ETA: Also, I should mention that I don’t gain any confidence in MIRI’s core assumptions form the fact that people like Kevin Kelly or these people give bad arguments against the plausibility of intelligence explosion. As far as I can tell, these people aren’t engaging the arguments in much detail, and are mostly just throwing up whatever rejections first occur to them. I would expect them to do that whether MIRI’s core assumptions were correct or not. That’s why I stipulated that to gain confidence in MIRI’s core assumptions, we’d need to get a bunch of smart, reasonable people to investigate the arguments in detail, and try hard to extract good objections from them, and learn that they can’t come up with good objections even under those circumstances.
Based on what we already know this would require a very unrepresentative sample, and cause wider revisions. And if they published such obviously unconvincing reasons it would lead to similar updates in many casual observers.
Yes, this argument is remarkably unconvincing. Human labor is still costly, limited in supply (it’s not 9 months, it’s 20+ years, with feeding, energy costs, unreliable quality and many other restrictions), and so forth.

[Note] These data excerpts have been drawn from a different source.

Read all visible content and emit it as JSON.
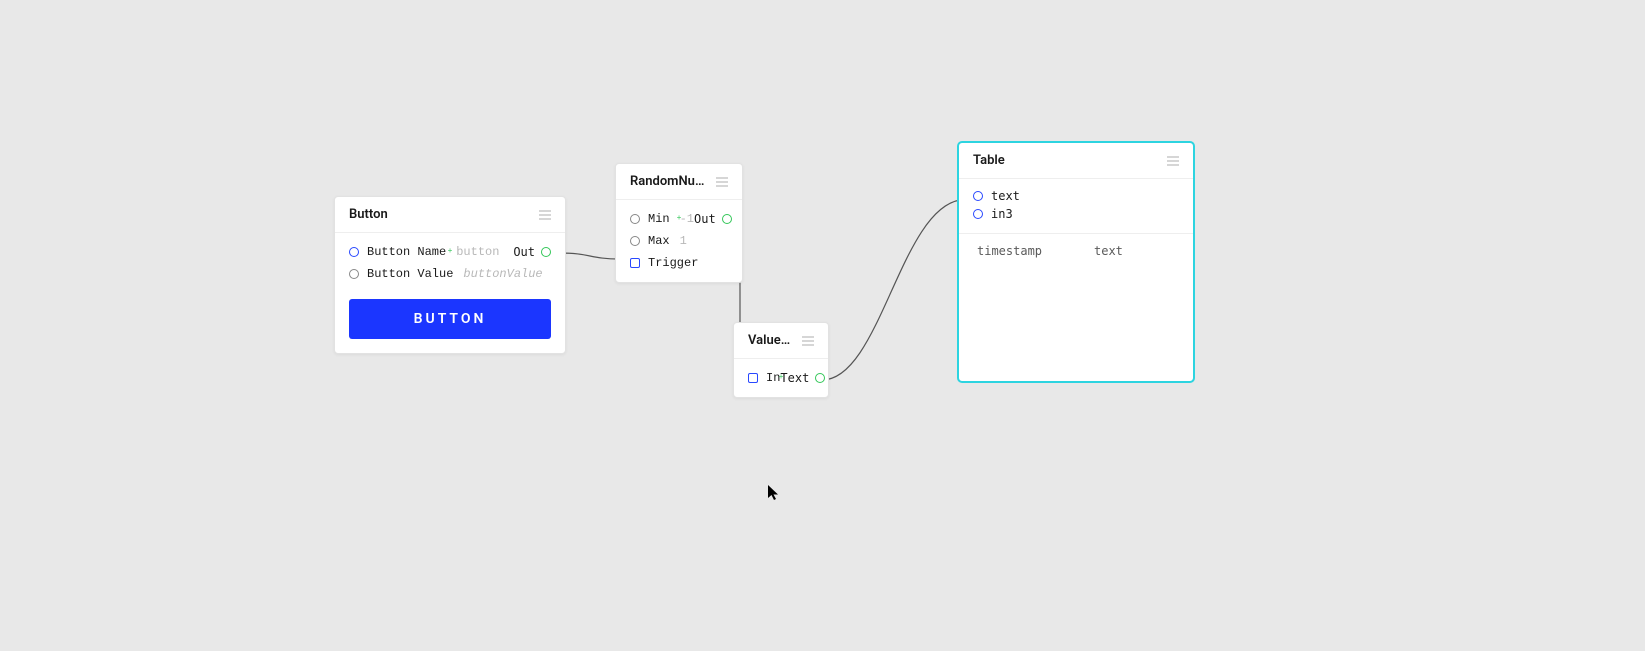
{
  "nodes": {
    "button": {
      "title": "Button",
      "rows": {
        "name": {
          "label": "Button Name",
          "value": "button"
        },
        "value": {
          "label": "Button Value",
          "value": "buttonValue"
        },
        "out": {
          "label": "Out"
        }
      },
      "action_label": "BUTTON"
    },
    "random": {
      "title": "RandomNum…",
      "rows": {
        "min": {
          "label": "Min",
          "value": "-1"
        },
        "max": {
          "label": "Max",
          "value": "1"
        },
        "trigger": {
          "label": "Trigger"
        },
        "out": {
          "label": "Out"
        }
      }
    },
    "value": {
      "title": "Value…",
      "rows": {
        "in": {
          "label": "In"
        },
        "text": {
          "label": "Text"
        }
      }
    },
    "table": {
      "title": "Table",
      "inputs": {
        "text": "text",
        "in3": "in3"
      },
      "columns": {
        "c0": "timestamp",
        "c1": "text"
      }
    }
  }
}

There’s too much focus on confirmation—e.g. if it is false, there must be some update in the opposite direction, but in practice one would just say that “those top 10 AI experts took us seriously and engaged out arguments, which boosts our confidence that we are on the right track”.
I’ll also mention that GiveWell — clearly not a den of MIRI-sympathizers — is effectively doing an external review of some of MIRI’s core assumptions, by way of “shallow investigations” of specific catastrophic risks (among other interventions).

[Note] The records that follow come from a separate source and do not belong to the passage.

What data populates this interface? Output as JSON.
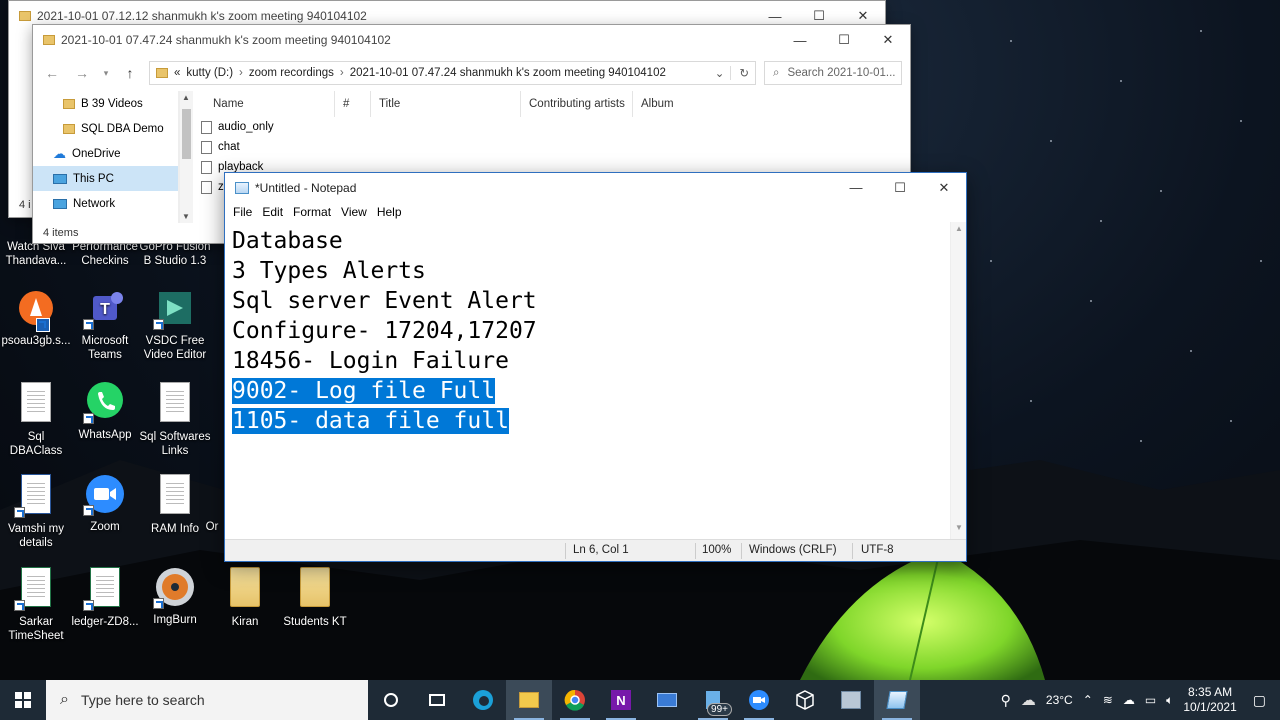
{
  "explorer_back": {
    "title": "2021-10-01 07.12.12 shanmukh k's zoom meeting 940104102",
    "status": "4 i"
  },
  "explorer": {
    "title": "2021-10-01 07.47.24 shanmukh k's zoom meeting 940104102",
    "breadcrumb": [
      "«",
      "kutty (D:)",
      "zoom recordings",
      "2021-10-01 07.47.24 shanmukh k's zoom meeting 940104102"
    ],
    "search_placeholder": "Search 2021-10-01...",
    "nav_items": [
      "B 39 Videos",
      "SQL DBA Demo",
      "OneDrive",
      "This PC",
      "Network"
    ],
    "columns": [
      "Name",
      "#",
      "Title",
      "Contributing artists",
      "Album"
    ],
    "files": [
      "audio_only",
      "chat",
      "playback",
      "zo"
    ],
    "status": "4 items"
  },
  "notepad": {
    "title": "*Untitled - Notepad",
    "menu": [
      "File",
      "Edit",
      "Format",
      "View",
      "Help"
    ],
    "lines": [
      "Database",
      "3 Types Alerts",
      "Sql server Event Alert",
      "Configure- 17204,17207",
      "18456- Login Failure",
      "9002- Log file Full",
      "1105- data file full"
    ],
    "status": {
      "position": "Ln 6, Col 1",
      "zoom": "100%",
      "line_ending": "Windows (CRLF)",
      "encoding": "UTF-8"
    }
  },
  "desktop_icons": [
    "Watch Siva Thandava...",
    "Performance Checkins",
    "GoPro Fusion B Studio 1.3",
    "psoau3gb.s...",
    "Microsoft Teams",
    "VSDC Free Video Editor",
    "Sql DBAClass",
    "WhatsApp",
    "Sql Softwares Links",
    "Vamshi my details",
    "Zoom",
    "RAM Info",
    "Or",
    "Sarkar TimeSheet",
    "ledger-ZD8...",
    "ImgBurn",
    "Kiran",
    "Students KT"
  ],
  "taskbar": {
    "search_placeholder": "Type here to search",
    "badge": "99+",
    "weather": "23°C",
    "time": "8:35 AM",
    "date": "10/1/2021"
  },
  "colors": {
    "selection": "#0078d7",
    "taskbar": "#1e2a36",
    "tent_green": "#7fd62a"
  }
}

So far, they’ve reviewed climate change, asteroids, supervolcanoes, and nuclear war. None of these reviews cite the corresponding chapters in GCR, perhaps because GiveWell wants to do its own review of these issues that is mostly independent from the Bostromian school (which includes MIRI).

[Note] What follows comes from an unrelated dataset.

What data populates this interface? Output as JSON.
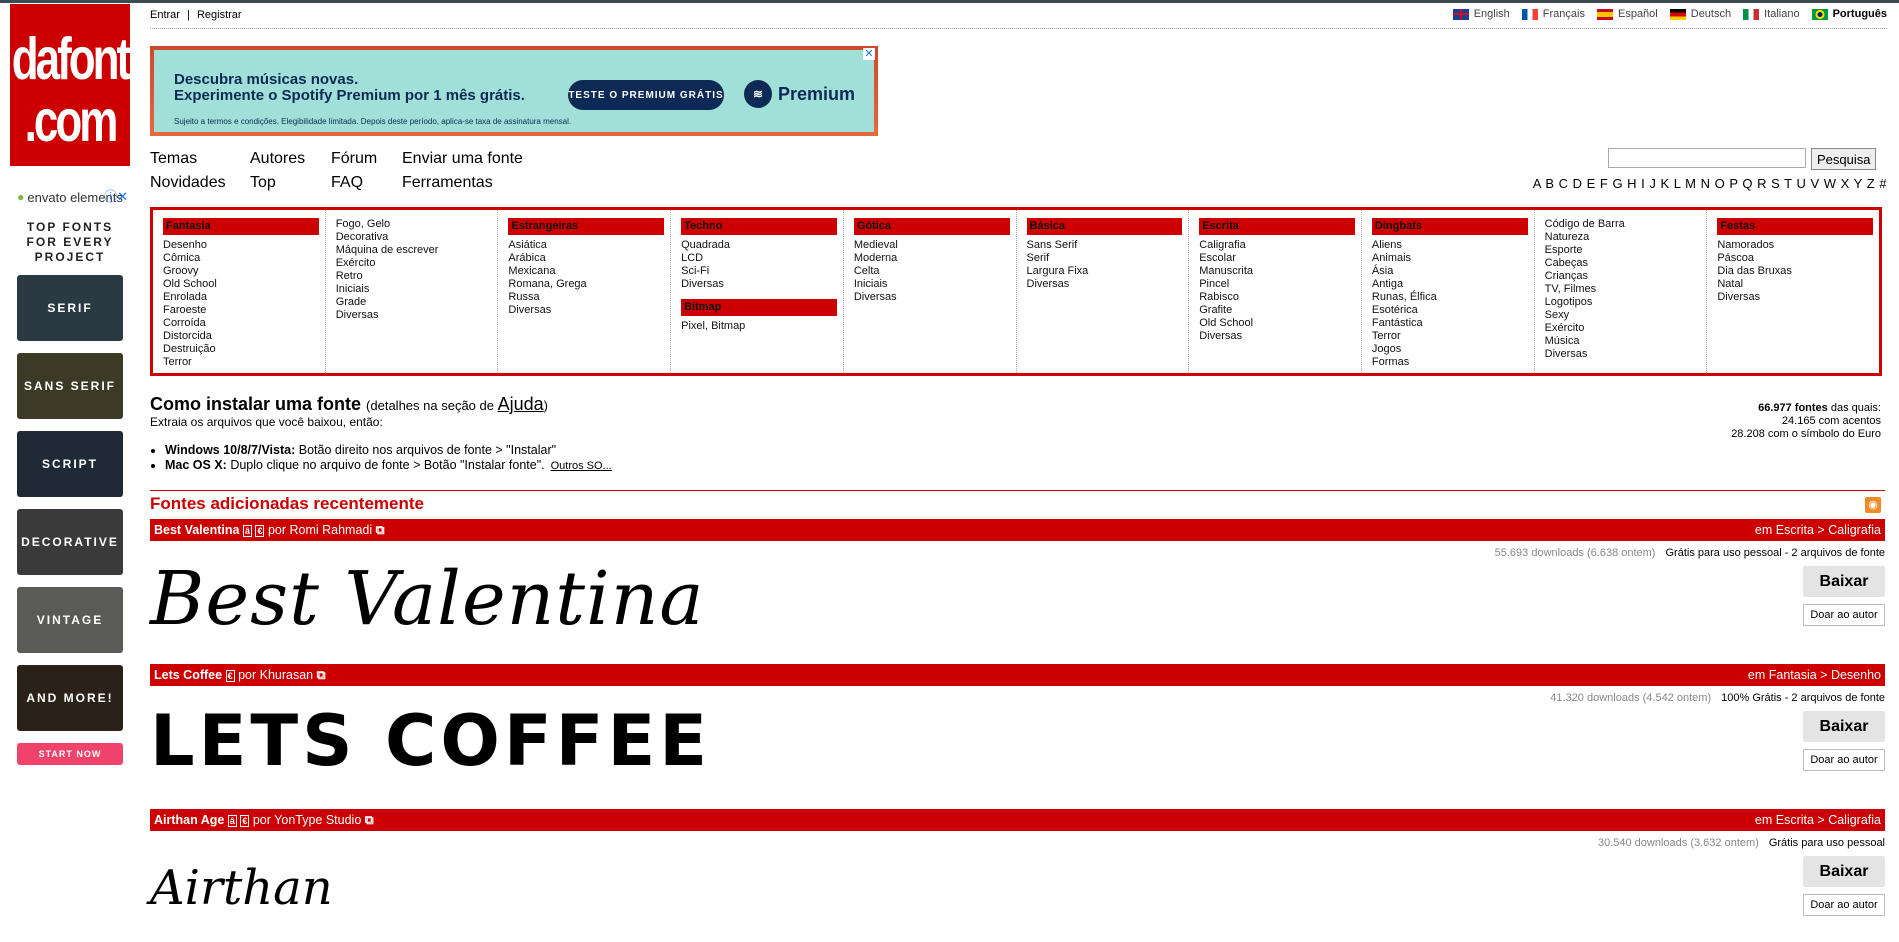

So far, GiveWell seems to have come to the same conclusions as the Bostromian school has about these specific risks, with the major caveat that these are shallow investigations that are “not researched and vetted to the same level as [Givewell’s] standard recommendations.”
I’m pretty excited about GiveWell investigating GCRs independently of the Bostromian school, since (1) I admire the quality and self-skepticism of GiveWell’s research so far, (2) I think GCRs are important to study, and (3) this will provide a pretty solid external review of some of MIRI’s core assumptions about the severity of various x-risks.
Unpack “top 10 AI experts” as “who we think the top 10 AI experts are” and unpack “their primary reasons were” with “we think their primary reasons were”, and this updating will sound a lot more silly, especially if further conditioned by “we do not have a way to show our superiority in a more objective manner”.
Is Paul Christiano’s hard takeoff critique publicly available?
No. It was given over a series of in-person conversations and whiteboard calculations, with only scattered notes taken throughout. Paul does describe his own “mainline AI scenario” here, though.
Ah, thanks.
I still think it would be valuable to hear what relevant, independent AI experts think about these basic assumptions and strategic implications, perhaps accompanied with a detailed theory as to why they’ve come to wrong answers and MIRI has more advanced insight.
Well, we can do this for lots of specific cases. E.g. last time I spoke to Peter Norvig, he said his reason for not thinking much about AI risk at this point (despite including a discussion of it in his AI textbook) was that he’s fairly confident AI is hundreds of years away. Unfortunately, I didn’t have time to walk him through the points of When Will AI Be Created? to see exactly why we disagreed on this point.
This will all be a lot easier when Bostrom’s Superintelligence book comes out next year, so that experts can reply to the basic theses of our view when they are organized neatly in one place and explained in some detail with proper references and so on.